Presenilins (PSs) are multipass transmembrane proteins involved in many cases of early-onset familial AD (FAD) and represent the catalytic core of the γ-secretase activity [197]. In 2006, it has been proposed that PS holoproteins have calcium leak properties at the ER membrane. The authors showed that PSs could form low-conductance divalent-cation-permeable ion channels in planar lipid bilayers, a property significantly reduced by several FAD-linked PS mutations [209, 210]. Furthermore, it has been shown that PSs can physically interact with the InsP3 [211] and ryanodine [212] receptors and facilitate their calcium gating activity at the ER membrane. Overexpression of several FAD PS mutants consistently generated a robust increase in the gating of InsP3R, as compared to wild type PSs [211], suggesting that the pathogenic mutations exaggerate cellular calcium signaling in response to ligand activation. The ER calcium pump SERCA was also found to form a protein complex with endogenous PSs, an interaction that influences SERCA function by controlling ER calcium sequestration and InsP3-mediated calcium liberation [213]. Several of these studies have also proposed that increased ER calcium release via InsP3Rs or RyRs or via modulation of SERCA may modulate APP processing and facilitate Aβ accumulation. Together these studies indicate that disease-linked PS mutations could impact APP metabolism by affecting ER calcium dynamics at multiple levels (Figure 2). Nevertheless, APP metabolism involves a complex series of events and the direct influence of calcium signaling on this process remains to be clearly addressed [7].

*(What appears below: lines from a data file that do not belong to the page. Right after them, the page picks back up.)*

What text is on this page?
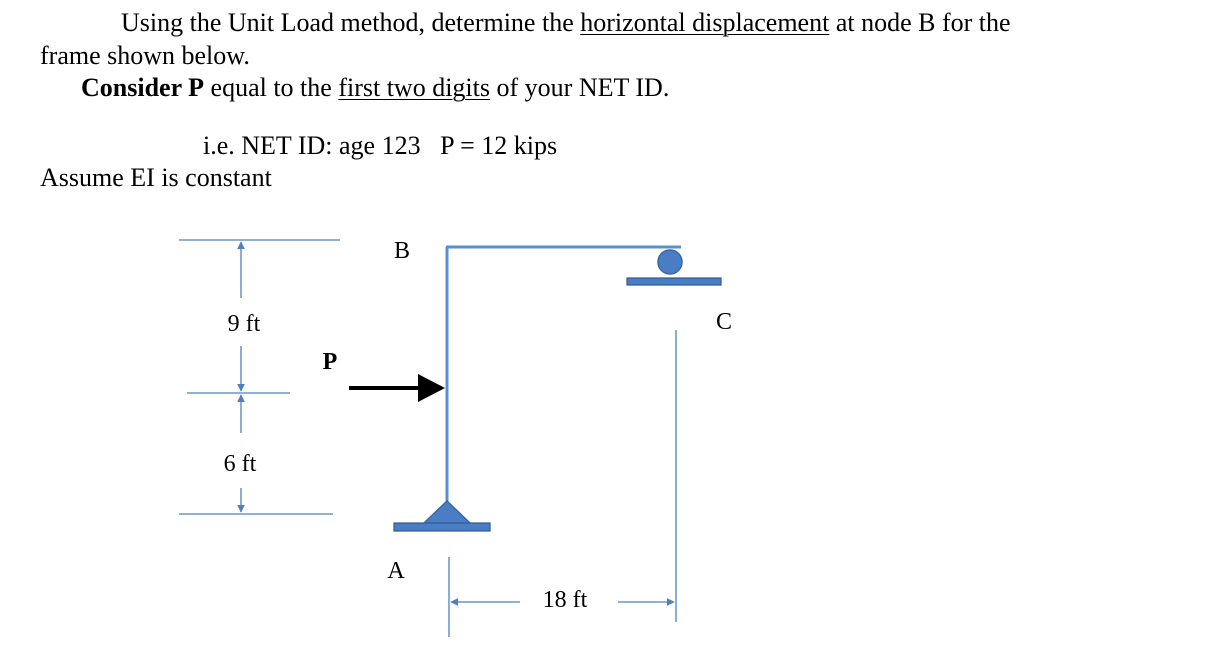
Using the Unit Load method, determine the horizontal displacement at node B for the
frame shown below.
Consider P equal to the first two digits of your NET ID.
i.e. NET ID: age 123   P = 12 kips
Assume EI is constant
9 ft
6 ft
P
B
C
A
18 ft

A number of neurodegenerative disorders are caused by mutations in genes expressed principally in the central nervous system. This is the case for the brain proteins tau and α-synuclein, which are genetically linked to autosomal dominant forms of frontotemporal dementia [214] and PD [215], respectively. Recently, we postulated that susceptibility to AD could come from genes predominantly expressed in affected brain regions, such as the hippocampus. By using a tissue-expression profiling method to screen for genes predominantly expressed in the hippocampus and located in linkage regions for AD, our group identified the CALHM1 gene, located on chromosome 10. CALHM1 codes for a protein of neuronal origin that shares sequence similarities with NMDAR and that controls both cytosolic calcium concentrations [142] and ERK1/2 activation [216]. Voltage-clamp analyses further revealed that CALHM1 generates a calcium-selective cation current at the plasma membrane [142]. Importantly, we also determined that the frequency of the rare allele of the rs2986017 SNP (single nucleotide polymorphism) in CALHM1, which results in the P86L substitution, is significantly increased in AD cases in five independent cohorts. Further investigation demonstrated the functional significance of the rs2986017 SNP by showing that the P86L polymorphism promotes Aβ accumulation via a loss of CALHM1 control on calcium permeability and cytosolic calcium levels [142]. Together, this work provides strong evidence that CALHM1 is a component of a novel cerebral calcium channel family involved in Aβ metabolism and that CALHM1 polymorphisms may influence AD risk. The identification of CALHM1 as a key modulator of calcium homeostasis and Aβ levels provides strong support for the calcium hypothesis of AD. This work is also an important step towards understanding the potential pathological cross talk between calcium signaling disturbances, pathways of Aβ accumulation, and neurodegeneration (Figure 3).